La civilisation baleino-dauphin, grâce à l’ingéniosité de ses architectes navals, perfectionnait constamment ses navires avec, pour enjeu, des expéditions de plus en plus lointaines repoussant au fur et à mesure la « terra incognita ». Les cartes mises au point précisaient aussi la nature des courants marins auxquels étaient soumises les embarcations. Ainsi, ils pouvaient voyager sur de grandes distances simplement en se laissant porter par les bons courants. Des routes maritimes se créèrent, qu’ils étaient seuls à connaître.
Encouragées, la reine et l’assemblée décidèrent un jour de lancer des navires à la recherche de la grande île à l’ouest. La mythique « île de la Tranquillité » où leurs ancêtres avaient tenté de créer un État idéal. Les marins naviguèrent longtemps mais rentrèrent bredouilles. Si île il y avait eu, elle était désormais engloutie et nul séisme abyssal ne l’avait fait remonter.
Le peuple des hommes baleino-dauphins chargea une expédition d’effectuer le tour complet de leur continent. Le périple dura sept ans. À leur retour, les voyageurs ramenèrent des denrées nouvelles, des fruits et des légumes inconnus, des épices qui parfumaient les plats. Ils rapportèrent aussi des instruments de musique originaux, des plantes médicinales qui soignaient les fièvres, des pierres très dures aux reflets splendides.
Il y avait aussi parmi les marins de retour quelques porteurs de maladies encore jamais vues et qu’on ne savait pas soigner. Suite à une terrible épidémie, par souci de protéger sa population, l’assemblée opta pour la mise à l’écart temporaire de ceux qui revenaient de loin. 40 jours sans contact avec la ville étaient nécessaires pour tous les marins ayant séjourné en territoire inconnu. Dans leurs pérégrinations, il arrivait aux expéditions de commerce de rencontrer des hommes-dauphins issus de migrations antérieures. Certains avaient conservé des connaissances qu’eux avaient oubliées. D’autres avaient tout oublié et étaient en demande du rappel des rituels anciens. Après avoir cerné le continent par la mer, les hommes baleino-dauphins voulurent savoir ce qu’il y avait sur l’étendue des terres. Des caravanes partirent à la découverte des régions au-delà des montagnes de l’est. Ils rapportèrent des informations fiables sur les civilisations qui y avaient émergé.

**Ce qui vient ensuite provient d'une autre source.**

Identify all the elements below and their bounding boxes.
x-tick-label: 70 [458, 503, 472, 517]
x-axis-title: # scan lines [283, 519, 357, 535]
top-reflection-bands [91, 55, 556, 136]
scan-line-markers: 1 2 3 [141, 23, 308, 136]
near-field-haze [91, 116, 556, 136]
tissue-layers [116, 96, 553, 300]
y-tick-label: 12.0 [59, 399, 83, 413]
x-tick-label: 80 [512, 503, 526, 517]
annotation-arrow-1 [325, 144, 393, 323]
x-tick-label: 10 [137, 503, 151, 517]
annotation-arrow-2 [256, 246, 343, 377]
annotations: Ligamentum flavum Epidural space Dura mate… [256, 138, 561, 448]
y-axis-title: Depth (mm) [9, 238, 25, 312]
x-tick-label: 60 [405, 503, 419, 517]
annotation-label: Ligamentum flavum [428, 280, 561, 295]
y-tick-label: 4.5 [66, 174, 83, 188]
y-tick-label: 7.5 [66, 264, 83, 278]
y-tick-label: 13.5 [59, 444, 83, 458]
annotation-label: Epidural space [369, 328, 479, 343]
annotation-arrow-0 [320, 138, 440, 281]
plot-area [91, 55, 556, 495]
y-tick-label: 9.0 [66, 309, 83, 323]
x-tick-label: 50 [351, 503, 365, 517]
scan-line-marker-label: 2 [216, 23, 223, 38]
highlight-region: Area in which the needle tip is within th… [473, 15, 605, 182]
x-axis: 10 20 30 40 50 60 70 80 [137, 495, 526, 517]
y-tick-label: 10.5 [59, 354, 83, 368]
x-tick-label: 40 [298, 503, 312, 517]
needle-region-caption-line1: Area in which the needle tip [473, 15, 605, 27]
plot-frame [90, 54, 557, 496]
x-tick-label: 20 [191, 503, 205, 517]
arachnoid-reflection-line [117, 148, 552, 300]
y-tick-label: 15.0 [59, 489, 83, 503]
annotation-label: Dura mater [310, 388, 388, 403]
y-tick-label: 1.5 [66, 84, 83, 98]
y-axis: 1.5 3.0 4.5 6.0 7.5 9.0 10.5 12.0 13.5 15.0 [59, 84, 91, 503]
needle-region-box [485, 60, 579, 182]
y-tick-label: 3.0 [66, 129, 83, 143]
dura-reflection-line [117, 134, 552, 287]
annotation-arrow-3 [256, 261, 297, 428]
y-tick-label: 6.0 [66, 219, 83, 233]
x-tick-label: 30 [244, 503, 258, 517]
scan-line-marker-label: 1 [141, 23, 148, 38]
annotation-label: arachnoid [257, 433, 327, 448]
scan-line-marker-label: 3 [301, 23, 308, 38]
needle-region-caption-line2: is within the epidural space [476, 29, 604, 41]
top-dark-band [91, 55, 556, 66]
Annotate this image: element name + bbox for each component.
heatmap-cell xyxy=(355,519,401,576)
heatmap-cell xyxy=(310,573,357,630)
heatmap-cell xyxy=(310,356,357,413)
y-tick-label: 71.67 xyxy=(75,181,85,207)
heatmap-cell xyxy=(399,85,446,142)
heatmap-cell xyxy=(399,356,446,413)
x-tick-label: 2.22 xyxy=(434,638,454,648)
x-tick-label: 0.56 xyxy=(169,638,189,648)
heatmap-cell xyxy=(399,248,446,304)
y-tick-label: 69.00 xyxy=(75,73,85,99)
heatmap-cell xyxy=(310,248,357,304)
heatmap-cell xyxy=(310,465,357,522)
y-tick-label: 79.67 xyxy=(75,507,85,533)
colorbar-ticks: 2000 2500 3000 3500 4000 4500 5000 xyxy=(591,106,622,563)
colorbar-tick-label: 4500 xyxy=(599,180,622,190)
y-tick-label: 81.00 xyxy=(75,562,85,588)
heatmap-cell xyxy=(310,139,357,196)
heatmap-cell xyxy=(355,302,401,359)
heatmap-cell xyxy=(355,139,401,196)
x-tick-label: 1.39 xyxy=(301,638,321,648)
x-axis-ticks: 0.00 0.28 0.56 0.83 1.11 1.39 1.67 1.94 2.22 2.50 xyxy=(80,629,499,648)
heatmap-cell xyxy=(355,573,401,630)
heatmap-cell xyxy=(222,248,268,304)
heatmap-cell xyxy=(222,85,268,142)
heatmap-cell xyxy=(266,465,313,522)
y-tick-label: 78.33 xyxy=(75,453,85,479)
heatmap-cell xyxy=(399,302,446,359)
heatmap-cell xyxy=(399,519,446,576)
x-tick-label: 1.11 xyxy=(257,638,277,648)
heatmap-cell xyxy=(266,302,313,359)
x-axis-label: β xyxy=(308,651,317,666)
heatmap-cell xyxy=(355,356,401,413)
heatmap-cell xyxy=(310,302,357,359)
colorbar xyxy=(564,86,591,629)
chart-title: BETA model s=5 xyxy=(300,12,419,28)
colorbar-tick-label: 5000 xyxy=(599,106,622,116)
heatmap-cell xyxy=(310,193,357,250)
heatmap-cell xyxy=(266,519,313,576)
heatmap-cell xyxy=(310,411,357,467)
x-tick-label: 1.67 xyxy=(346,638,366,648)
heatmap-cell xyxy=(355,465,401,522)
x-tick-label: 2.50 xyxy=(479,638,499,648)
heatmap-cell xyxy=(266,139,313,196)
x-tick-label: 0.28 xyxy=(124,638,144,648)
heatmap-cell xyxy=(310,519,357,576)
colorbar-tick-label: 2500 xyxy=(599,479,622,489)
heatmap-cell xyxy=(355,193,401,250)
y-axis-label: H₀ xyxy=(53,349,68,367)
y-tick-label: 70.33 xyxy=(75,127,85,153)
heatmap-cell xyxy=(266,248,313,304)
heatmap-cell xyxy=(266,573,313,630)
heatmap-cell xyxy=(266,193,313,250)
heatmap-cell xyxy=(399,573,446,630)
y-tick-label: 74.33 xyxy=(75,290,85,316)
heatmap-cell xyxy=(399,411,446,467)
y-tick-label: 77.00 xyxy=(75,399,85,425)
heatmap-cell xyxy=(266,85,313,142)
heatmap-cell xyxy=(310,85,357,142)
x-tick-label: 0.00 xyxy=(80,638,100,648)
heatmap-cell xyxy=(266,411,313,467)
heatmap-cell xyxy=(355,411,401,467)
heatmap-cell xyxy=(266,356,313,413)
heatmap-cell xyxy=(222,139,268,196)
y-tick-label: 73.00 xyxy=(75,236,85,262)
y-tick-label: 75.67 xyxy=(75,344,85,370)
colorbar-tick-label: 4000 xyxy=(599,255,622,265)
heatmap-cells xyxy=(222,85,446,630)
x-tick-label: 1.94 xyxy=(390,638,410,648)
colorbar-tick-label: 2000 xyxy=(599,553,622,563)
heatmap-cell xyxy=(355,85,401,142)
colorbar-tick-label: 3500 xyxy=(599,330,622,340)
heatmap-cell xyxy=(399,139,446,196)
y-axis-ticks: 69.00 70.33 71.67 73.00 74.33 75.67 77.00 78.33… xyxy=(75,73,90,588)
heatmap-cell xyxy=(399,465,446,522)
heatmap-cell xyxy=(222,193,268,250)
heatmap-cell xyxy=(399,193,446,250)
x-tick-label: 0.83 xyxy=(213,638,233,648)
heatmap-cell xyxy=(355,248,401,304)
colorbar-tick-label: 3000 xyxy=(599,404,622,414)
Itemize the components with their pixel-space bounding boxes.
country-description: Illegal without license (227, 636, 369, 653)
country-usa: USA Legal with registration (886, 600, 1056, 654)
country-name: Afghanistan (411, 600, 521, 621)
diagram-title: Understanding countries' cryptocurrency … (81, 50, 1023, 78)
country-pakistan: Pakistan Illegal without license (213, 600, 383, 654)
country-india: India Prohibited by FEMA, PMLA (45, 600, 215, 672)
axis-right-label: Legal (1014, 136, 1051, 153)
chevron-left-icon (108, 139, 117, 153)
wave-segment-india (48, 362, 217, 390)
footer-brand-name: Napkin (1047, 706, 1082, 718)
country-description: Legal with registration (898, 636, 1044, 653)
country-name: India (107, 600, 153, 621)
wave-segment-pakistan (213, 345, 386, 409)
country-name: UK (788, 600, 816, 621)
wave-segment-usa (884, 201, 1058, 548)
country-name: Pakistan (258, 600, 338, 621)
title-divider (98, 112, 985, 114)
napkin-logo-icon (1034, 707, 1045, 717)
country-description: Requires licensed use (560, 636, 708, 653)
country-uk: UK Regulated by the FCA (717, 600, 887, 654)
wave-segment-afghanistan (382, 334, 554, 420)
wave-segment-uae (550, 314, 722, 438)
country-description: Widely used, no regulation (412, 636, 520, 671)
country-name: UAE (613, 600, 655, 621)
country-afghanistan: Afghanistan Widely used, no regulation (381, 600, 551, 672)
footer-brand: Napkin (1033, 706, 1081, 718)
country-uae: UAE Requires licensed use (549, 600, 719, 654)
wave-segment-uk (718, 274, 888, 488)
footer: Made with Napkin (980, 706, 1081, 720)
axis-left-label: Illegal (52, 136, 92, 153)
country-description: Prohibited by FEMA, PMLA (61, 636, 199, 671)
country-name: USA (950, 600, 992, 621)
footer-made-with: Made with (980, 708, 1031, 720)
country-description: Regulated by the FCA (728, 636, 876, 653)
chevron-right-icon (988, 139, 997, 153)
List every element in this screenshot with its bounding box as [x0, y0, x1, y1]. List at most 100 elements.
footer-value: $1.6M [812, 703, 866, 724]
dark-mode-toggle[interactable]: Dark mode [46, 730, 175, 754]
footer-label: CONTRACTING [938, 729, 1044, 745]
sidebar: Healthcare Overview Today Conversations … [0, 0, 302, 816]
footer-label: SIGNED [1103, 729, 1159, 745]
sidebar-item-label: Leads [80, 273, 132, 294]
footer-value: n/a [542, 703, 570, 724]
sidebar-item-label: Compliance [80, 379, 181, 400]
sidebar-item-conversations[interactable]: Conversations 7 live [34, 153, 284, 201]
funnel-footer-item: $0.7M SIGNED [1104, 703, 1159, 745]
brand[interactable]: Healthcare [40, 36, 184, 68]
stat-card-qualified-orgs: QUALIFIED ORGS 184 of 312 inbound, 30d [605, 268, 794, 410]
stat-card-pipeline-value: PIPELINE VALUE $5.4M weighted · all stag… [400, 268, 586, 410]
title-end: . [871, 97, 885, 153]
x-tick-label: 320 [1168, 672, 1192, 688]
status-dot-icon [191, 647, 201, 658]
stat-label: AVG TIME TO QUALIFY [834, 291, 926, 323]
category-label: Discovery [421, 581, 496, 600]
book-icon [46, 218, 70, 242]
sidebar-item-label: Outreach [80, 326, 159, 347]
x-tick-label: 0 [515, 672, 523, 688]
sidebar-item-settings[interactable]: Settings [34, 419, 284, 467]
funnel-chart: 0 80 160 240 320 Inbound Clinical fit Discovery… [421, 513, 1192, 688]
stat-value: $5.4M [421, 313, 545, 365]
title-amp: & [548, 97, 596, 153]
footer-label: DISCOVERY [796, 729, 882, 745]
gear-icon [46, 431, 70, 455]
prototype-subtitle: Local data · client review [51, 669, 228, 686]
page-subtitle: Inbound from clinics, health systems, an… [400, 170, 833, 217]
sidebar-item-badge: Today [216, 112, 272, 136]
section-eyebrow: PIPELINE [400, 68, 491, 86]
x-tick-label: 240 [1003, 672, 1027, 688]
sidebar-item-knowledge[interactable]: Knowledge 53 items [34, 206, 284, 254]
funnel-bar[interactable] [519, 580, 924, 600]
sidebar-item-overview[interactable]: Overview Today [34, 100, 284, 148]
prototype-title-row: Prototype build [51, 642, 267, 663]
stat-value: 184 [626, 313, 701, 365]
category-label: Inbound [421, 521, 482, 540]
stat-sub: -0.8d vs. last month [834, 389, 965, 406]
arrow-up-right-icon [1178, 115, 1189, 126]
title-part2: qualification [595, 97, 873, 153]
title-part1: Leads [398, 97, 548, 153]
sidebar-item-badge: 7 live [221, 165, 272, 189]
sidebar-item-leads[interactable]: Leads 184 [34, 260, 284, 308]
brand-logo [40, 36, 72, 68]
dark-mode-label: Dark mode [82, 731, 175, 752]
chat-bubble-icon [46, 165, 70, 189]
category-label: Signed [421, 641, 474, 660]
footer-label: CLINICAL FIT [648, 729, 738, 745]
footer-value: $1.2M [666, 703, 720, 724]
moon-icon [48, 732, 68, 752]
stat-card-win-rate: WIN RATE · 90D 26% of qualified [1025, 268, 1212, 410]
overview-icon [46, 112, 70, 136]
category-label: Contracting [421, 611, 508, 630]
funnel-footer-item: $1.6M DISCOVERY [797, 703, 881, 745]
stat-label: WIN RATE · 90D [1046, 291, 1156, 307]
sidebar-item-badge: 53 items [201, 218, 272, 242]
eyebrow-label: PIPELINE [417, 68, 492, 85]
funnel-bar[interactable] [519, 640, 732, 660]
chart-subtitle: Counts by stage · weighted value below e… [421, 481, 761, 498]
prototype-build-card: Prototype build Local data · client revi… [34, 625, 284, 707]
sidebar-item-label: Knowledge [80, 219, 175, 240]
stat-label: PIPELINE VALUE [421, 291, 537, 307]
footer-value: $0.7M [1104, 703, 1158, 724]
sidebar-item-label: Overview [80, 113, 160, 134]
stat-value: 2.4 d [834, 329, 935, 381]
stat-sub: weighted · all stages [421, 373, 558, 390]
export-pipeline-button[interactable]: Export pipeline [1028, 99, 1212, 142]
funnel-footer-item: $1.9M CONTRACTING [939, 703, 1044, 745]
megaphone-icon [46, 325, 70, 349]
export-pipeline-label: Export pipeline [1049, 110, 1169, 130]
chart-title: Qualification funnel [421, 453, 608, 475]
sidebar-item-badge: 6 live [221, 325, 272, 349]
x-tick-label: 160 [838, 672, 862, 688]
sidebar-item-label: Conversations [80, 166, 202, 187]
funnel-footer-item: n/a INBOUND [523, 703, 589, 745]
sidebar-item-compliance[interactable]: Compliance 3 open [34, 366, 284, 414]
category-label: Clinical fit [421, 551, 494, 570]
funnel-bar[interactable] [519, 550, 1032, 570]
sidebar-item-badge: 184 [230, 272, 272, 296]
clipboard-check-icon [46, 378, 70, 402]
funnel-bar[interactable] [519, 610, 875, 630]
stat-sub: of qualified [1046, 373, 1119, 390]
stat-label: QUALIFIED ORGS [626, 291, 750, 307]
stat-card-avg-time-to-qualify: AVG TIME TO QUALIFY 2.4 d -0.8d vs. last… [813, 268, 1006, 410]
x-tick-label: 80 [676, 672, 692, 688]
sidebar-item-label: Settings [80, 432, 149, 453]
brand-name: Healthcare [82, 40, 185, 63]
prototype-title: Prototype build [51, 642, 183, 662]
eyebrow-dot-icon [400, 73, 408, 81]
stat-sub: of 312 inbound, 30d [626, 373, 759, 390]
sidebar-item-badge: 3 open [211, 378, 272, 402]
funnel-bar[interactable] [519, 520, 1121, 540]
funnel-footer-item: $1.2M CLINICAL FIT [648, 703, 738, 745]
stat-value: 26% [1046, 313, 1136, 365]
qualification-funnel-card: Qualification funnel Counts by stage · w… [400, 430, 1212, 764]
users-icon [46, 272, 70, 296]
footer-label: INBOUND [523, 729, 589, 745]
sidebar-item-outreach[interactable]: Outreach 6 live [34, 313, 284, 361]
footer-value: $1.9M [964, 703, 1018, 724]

Un jeune explorateur particulièrement intrépide organisa un raid vers le nord-est. L’escouade eut à combattre plusieurs bandes de brigands, escalada les hautes montagnes frontalières du nord, passa plusieurs corniches escarpées pour déboucher sur un désert de rocaille. Un torrent furieux franchi, des bandes de pillards les attaquèrent. Ils en vinrent à bout pour trouver devant eux de nouvelles montagnes avec au-delà une zone qu’ils considérèrent comme le bord du monde.
Sans le savoir le jeune explorateur et ses hommes venaient d’entrer en contact avec la grande civilisation des hommes-termites.